Monday, January 2, 2017

Sweet 2016

    "Sweet 2016" is over. It always amazes me how fast the years come and go. Although I didn't do very much birding compared to past years, I still saw some amazing species and had several wonderful adventures.
    I added 8 more species to my lifelist. These were: White-faced Storm-Petrel, White-tailed Tropicbird, Brown Booby, South Polar Skua, Parasitic Jaeger, Black-billed Cuckoo, Ash-throated Flycatcher, and Northern Wheatear. (Click each to view a checklist with photos.) The first 5 were seen in North Carolina, and the latter 3 were found in Tennessee. My favorite of those was definitely the White-faced Storm-Petrel off North Carolina which had been one of several species I really wanted to see someday but never thought I'd be able to. I've already written about this in a recent post, but I don't think I mentioned that this was also a lifer for my great birding friend and mentor Chris Sloan, who was actually the one who got me hooked on pelagic birding in the first place! I never thought I'd live to see the day that Chris and I would both share a lifebird! Also, my favorite of the Tennessee lifers was the Northern Wheatear that we saw in November. It was a first state record, an extraordinarily cooperative individual, and a surprisingly beautiful bird!

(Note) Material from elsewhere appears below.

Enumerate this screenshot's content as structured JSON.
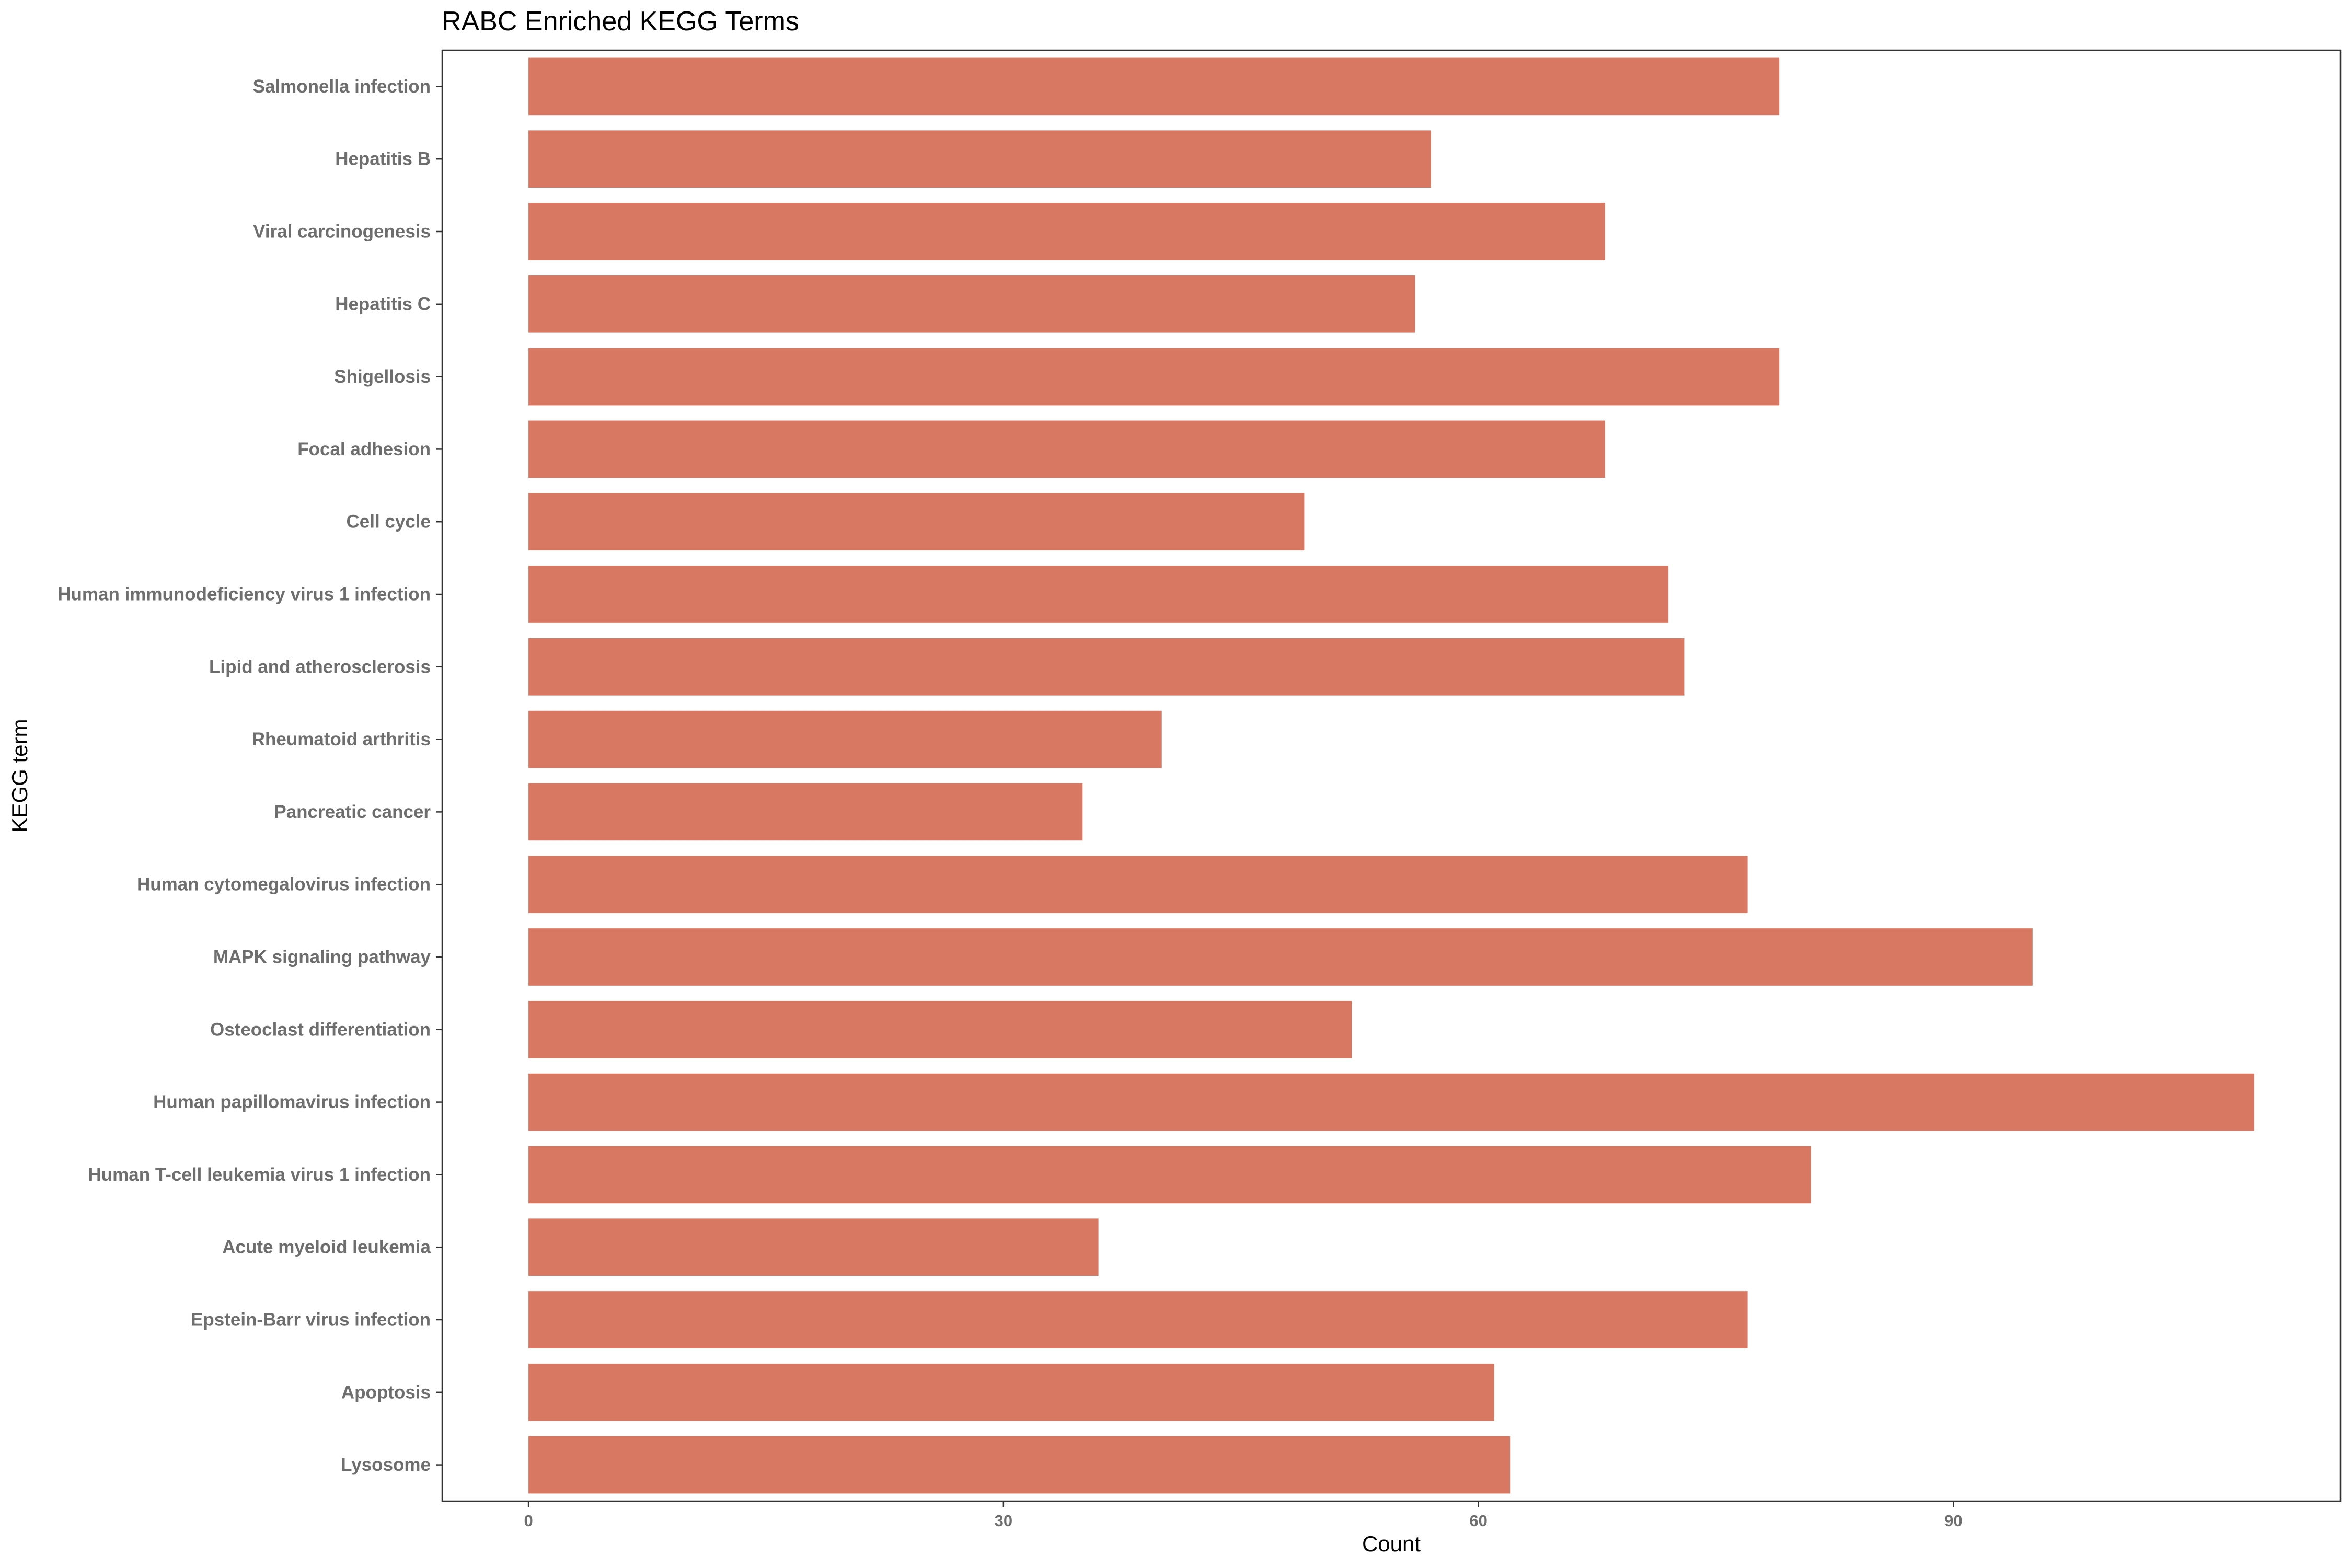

    Most of my top birding moments of 2016 took place on the Stormy Petrel II. I logged 11 days (a set of 8 trips and a set of 3), which totaled over 110 hours, in the Gulf Stream. Obviously, the moment I saw my much-desired White-faced Storm-Petrel was the highlight, but spotting a light morph Trindade Petrel, seeing a European Storm-Petrel moments after chatting about Euros with fellow leader Jeff Lemons, laughing over a Pomarine Jaeger slamming into a fishing pole, and getting sprayed by several dozen gallons of salt water at the same time it was raining were just a few more unforgettable memories. Being on the boat is extremely uncomfortable, and sometimes I reach points where I just want to take a shower, go to bed, or die, but there are few places I'd rather be.
    Another favorite experience was doing a Christmas Bird Count in Humphreys County, TN. Christmas Bird Counts are the best, and Humphreys County is an exceptional area with brilliant habitat diversity and thus a wide variety of species. We covered much territory, and as with most CBCs, rather than seeing just a few of each species we saw massive numbers of each. At the end of the day, our group had 80-90 species, and all the groups combined found 117 species.
    The last highlight was recording our milestone 150th yard bird, a male Northern Pintail, and shortly after, finding our 151st yard bird, a flock of 19 Ring-necked Ducks! I plan to share our "history" of yard birding and what we've learned in a following post.
    Looking forward, I'm excited. I plan to do more thorough yard birding, and my brother Nolan and I hope to work on our county lists. Now that the new eBird profile page colors the counties you've visited, our goal is to have a "rainbow" across Tennessee. We'll see how long that takes!